Morosini przestał słuchać, szukając wzrokiem Vidal--Pellicorne'a, lecz nigdzie nie widział jego chudej jak tyczka, wysokiej sylwetki ozdobionej szopą jasnych włosów. Tymczasem drzwi się wreszcie otworzyły i ukazał się w nich sir Eryk, który z uśmiechem podawał ramię leciwej lady, przyczynie całego zamieszania. Za nimi podążali inni goście, którzy zostali zamknięci, a wśród nich hiszpańska hrabina, która siedziała z Morosinim przy stole, Dianora i wreszcie Adalbert, który zanosił się śmiechem.

-  Do kaduka! Można by rzec, żeście się tam dobrze bawili - rzucił Aldo, dołączając do nich.

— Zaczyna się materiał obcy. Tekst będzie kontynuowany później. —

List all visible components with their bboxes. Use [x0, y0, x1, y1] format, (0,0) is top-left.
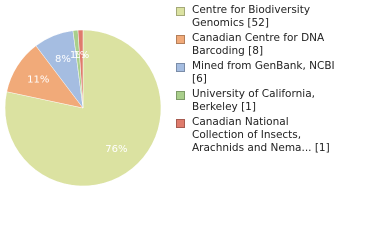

-  Nawet pan nie przypuszcza, do jakiego stopnia! -odparła Dianora. - Ta nieszczęsna księżna leżąca na parkiecie zaplątana w welur, do którego przyczepionych było jeszcze kilka bardzo drogich bibelotów, to był widok godny uwiecznienia! Ale - dodała, ściszając głos - gdyby pan widział sir Eryka, to dopiero by pan skonał ze śmiechu! Kiedy spostrzegł, że nie ma jego fetysza, jego Błękitnej Gwiazdy, myślałam, że każe się nam rozebrać do naga!

-  Co do mnie, bardzo bym chciał! - nie omieszkał wyrazić swego zawodu Adalbert, przez co zasłużył na palnięcie wachlarzem w głowę.

-  Niech pan nie będzie trywialny, mój przyjacielu! Niemniej to panu zawdzięczamy wybawienie: gdyby pan nie znalazł zguby, co by się z nami stało?

Morosini skrzywił się z pogardą.

-  Czyżby diabli wzięli światowy polor i szyk?

-  Chce pan powiedzieć, że eksplodował! Przez chwilę mieliśmy przed sobą skąpca pozbawionego ukochanej kasetki. Zrobiło się gorąco! A teraz idę poprawić makijaż.

Morosini przez chwilę się wahał, czy jej powiedzieć o zamku w drzwiach, ale w końcu rozmyślnie zostawił jej przyjemność odkrycia zniszczeń i zaciągnął Adalberta na podjazd, żeby wypalić papierosa. W oczach przyjaciela widać było złośliwe błyski, które podsyciły ciekawość Alda, lecz nie miał czasu postawić najmniejszego pytania, gdyż Vidal-Pellicorne, zapalając wielkie cygaro dymiące jak lokomotywa, wyszeptał:

-  Jakie są wiadomości? Przypuszczam, że widział się pan z naszą śliczną panną młodą i że właśnie dotarła do Romualda.

-  Nie mam najmniejszego pojęcia. Bilecik był tylko pułapką. Zostałem zdzielony w głowę i obudziłem się w sypialni pani Kledermann.